Yesterday I dropped off my son at the airport to go back for the second semester of his freshman year. He is very laid back. I am very much not laid back. Our relationship exists precariously in between these two poles.
He goes to school 1600 miles away. The distance has been challenging, but it’s also been good, and I mean for me. A year ago, we were not talking very much. It was short staccato questions like — Did you schedule your appointment? Can we get more waffles? Where are you going? Not a lot of substance. Many one-word answers. It was a long and painful year.
We had forced family time (emphasis on forced) that didn’t go well — lots of eye-rolling and loud audible sighs, and again I mean me. Eighteen months ago, I wasn’t sure he would go to college. He seemed only lightly invested in high school.
In a flash of anger, my son said he would leave home and not come back
High school during a pandemic was spirit-crushing for both of us. Two years ago, he said angrily, “Once I leave here, I’ll probably never come home.” But I was wrong about college, and he was wrong about not coming home. Luckily, we were both wrong about many things.
The first semester of college was transformational for him in every single way. He was tossed into a new environment, which he said he wanted. A fresh landscape of people, climate, classes, structure, and space was a massive test for him. Far outside his comfort zones, like all young adults, he had a lot to navigate, and he has survived and, in some areas, thrived.
It was not all perfect. He cracked his phone on the first day of class. He lost his key card the first week. There was a bomb scare. There was/is no hot water in his bathroom. The fire alarm goes off often because college kids can be boneheads and set off fire alarms. In his case, thousands of freshmen pour out onto the front lawn each time the alarm sounds. Sometimes it’s in the middle of the night, but he has been rolling with it. I have been gritting my teeth.

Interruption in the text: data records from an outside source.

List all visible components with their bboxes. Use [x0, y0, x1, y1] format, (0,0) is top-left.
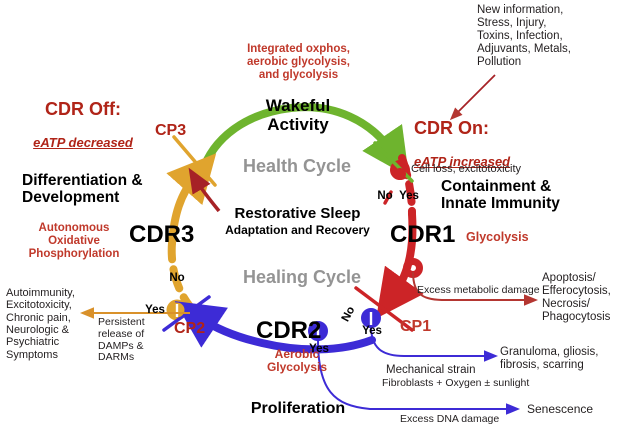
decision-knot-cdr1 — [394, 168, 406, 180]
cdr1-metabolism-caption: Glycolysis — [466, 230, 529, 244]
cdr-healing-cycle-diagram: New information, Stress, Injury, Toxins,… — [0, 0, 622, 446]
cdr-on-title: CDR On: — [414, 118, 534, 138]
cell-loss-caption: Cell loss, excitotoxicity — [411, 163, 571, 175]
restorative-sleep-label: Restorative Sleep — [210, 206, 385, 223]
cdr-off-subtitle: eATP decreased — [20, 121, 146, 150]
excess-dna-damage-label: Excess DNA damage — [400, 414, 530, 426]
state-label-cdr3: CDR3 — [129, 222, 194, 249]
cp1-decision-yes: Yes — [358, 325, 386, 338]
apoptosis-outcome: Apoptosis/ Efferocytosis, Necrosis/ Phag… — [542, 272, 622, 324]
checkpoint-label-cp1: CP1 — [400, 318, 431, 336]
health-cycle-label: Health Cycle — [222, 156, 372, 176]
cdr1-decision-yes: Yes — [396, 190, 422, 203]
differentiation-label: Differentiation & Development — [22, 172, 162, 207]
cp2-decision-no: No — [165, 272, 189, 285]
cdr3-metabolism-caption: Autonomous Oxidative Phosphorylation — [18, 222, 130, 261]
restorative-sleep-sub: Adaptation and Recovery — [205, 224, 390, 237]
containment-label: Containment & Innate Immunity — [441, 178, 616, 213]
state-label-cdr1: CDR1 — [390, 222, 455, 249]
cdr-off-eatp-text: eATP — [33, 135, 68, 150]
mechanical-strain-label: Mechanical strain — [386, 364, 516, 377]
proliferation-label: Proliferation — [228, 400, 368, 418]
cp2-decision-yes: Yes — [141, 304, 169, 317]
autoimmunity-outcome: Autoimmunity, Excitotoxicity, Chronic pa… — [6, 287, 96, 361]
cdr1-decision-no: No — [374, 190, 396, 203]
decision-knot-cp1 — [364, 311, 379, 326]
fibroblasts-label: Fibroblasts + Oxygen ± sunlight — [382, 378, 542, 390]
checkpoint-label-cp2: CP2 — [174, 320, 205, 338]
cdr-off-decreased-text: decreased — [69, 135, 133, 150]
persistent-release-label: Persistent release of DAMPs & DARMs — [98, 317, 162, 364]
cdr2-metabolism-caption: Aerobic Glycolysis — [252, 348, 342, 375]
cdr-off-title: CDR Off: — [23, 99, 143, 119]
excess-metabolic-damage-label: Excess metabolic damage — [417, 285, 547, 297]
state-label-cdr2: CDR2 — [256, 318, 321, 345]
wakeful-activity-label: Wakeful Activity — [238, 96, 358, 134]
senescence-outcome: Senescence — [527, 403, 617, 416]
decision-knot-cp2 — [170, 303, 185, 318]
wakeful-metabolism-caption: Integrated oxphos, aerobic glycolysis, a… — [226, 43, 371, 82]
arrow-triggers-to-cdr-on — [455, 75, 495, 115]
granuloma-outcome: Granuloma, gliosis, fibrosis, scarring — [500, 346, 620, 372]
healing-cycle-label: Healing Cycle — [222, 267, 382, 287]
checkpoint-label-cp3: CP3 — [155, 122, 186, 140]
triggers-text: New information, Stress, Injury, Toxins,… — [477, 4, 617, 68]
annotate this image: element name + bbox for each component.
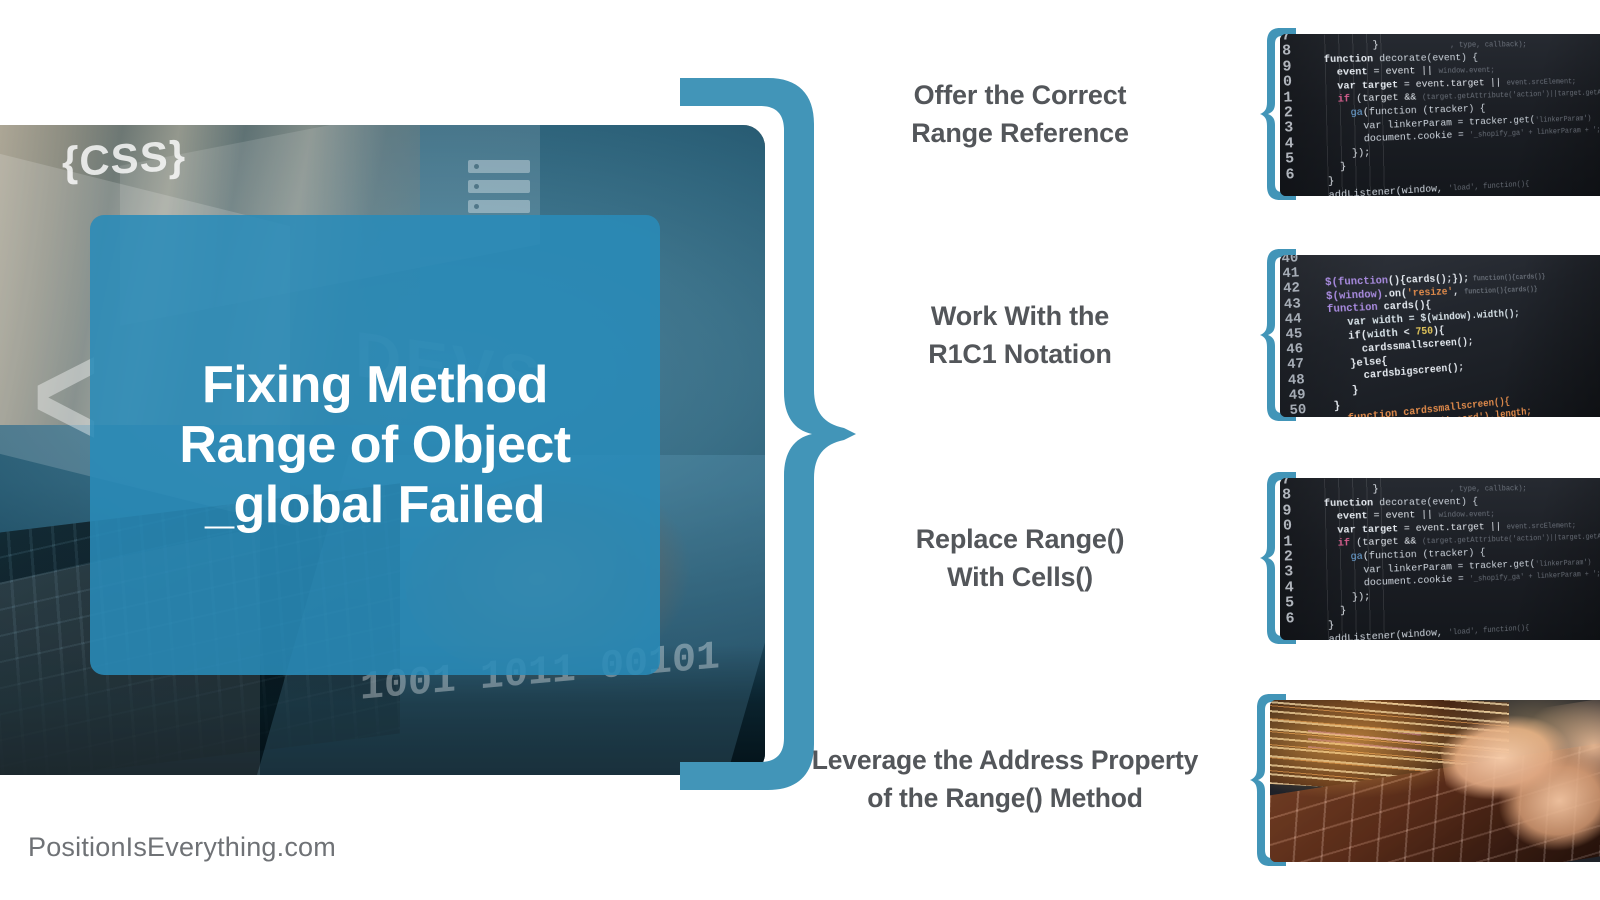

I miss my son so much while he is at school
I have missed him so much. Hungry for tidbits about what he is experiencing if he likes it if he is well, and if he is eating vegetables. I’m grateful for FaceTime, texting, and phone calls now like never before. And somewhere amid all of it, he not only started reaching out to tell us things but also became grateful and poetically told us so. He thanked us for everything we did to get him there, for supporting him, for our sacrifices, for believing in him, and for letting him make this choice. So then I missed him even more.
Having him home for a month this winter was a joy. Like a celebrity sighting every day. Him in the kitchen. Him picking up burgers for all of us. Him on the couch. Him warming up the car. Him eating all the chips. He fit in a haircut, teeth cleaning, a passport photo, seeing friends, working a bit, and hanging out with his family. The things adults do.
On the way to the airport, he talked about what he wanted to do differently this semester. He wants to get more involved. Maybe he will join a club. He would like to make the Dean’s List. He said he wanted to read again. Not just for school, just read. He wants to READ??? Be still my heart. I would have fallen off my chair hearing these words, but I was driving. A year ago, I could not even imagine this man who wanted to read sitting in the passenger seat.
Where is home now? Asked my son as he returned to college
But then he said, “I do feel kinda weird.”
“Weird, how?” I resisted not adding 500 more words to my inquiry which is one of my special talents.
“I don’t know. Just…I’m looking forward to returning, but it was good to be here…where even is home now?”
Where even is home now indeed.
And as if falling back through time, I remember my 19-year-old self. Feeling like home was different, but school was still a foreign place. Until it wasn’t. And I distinctly remember saying to my mom, “When I go back home…” but by then, I meant school where my friends, my boombox, and my experiences were.
And I told my son it’s normal. He’s in the in-between. And so much of adulthood is sitting between and waiting for the new normal to feel comfortable. To get the other side of a big challenge. So for all the young adults out there that are living in the in-between…we parents have been there before. Some of us are there now. We are here for all of you until you find a home.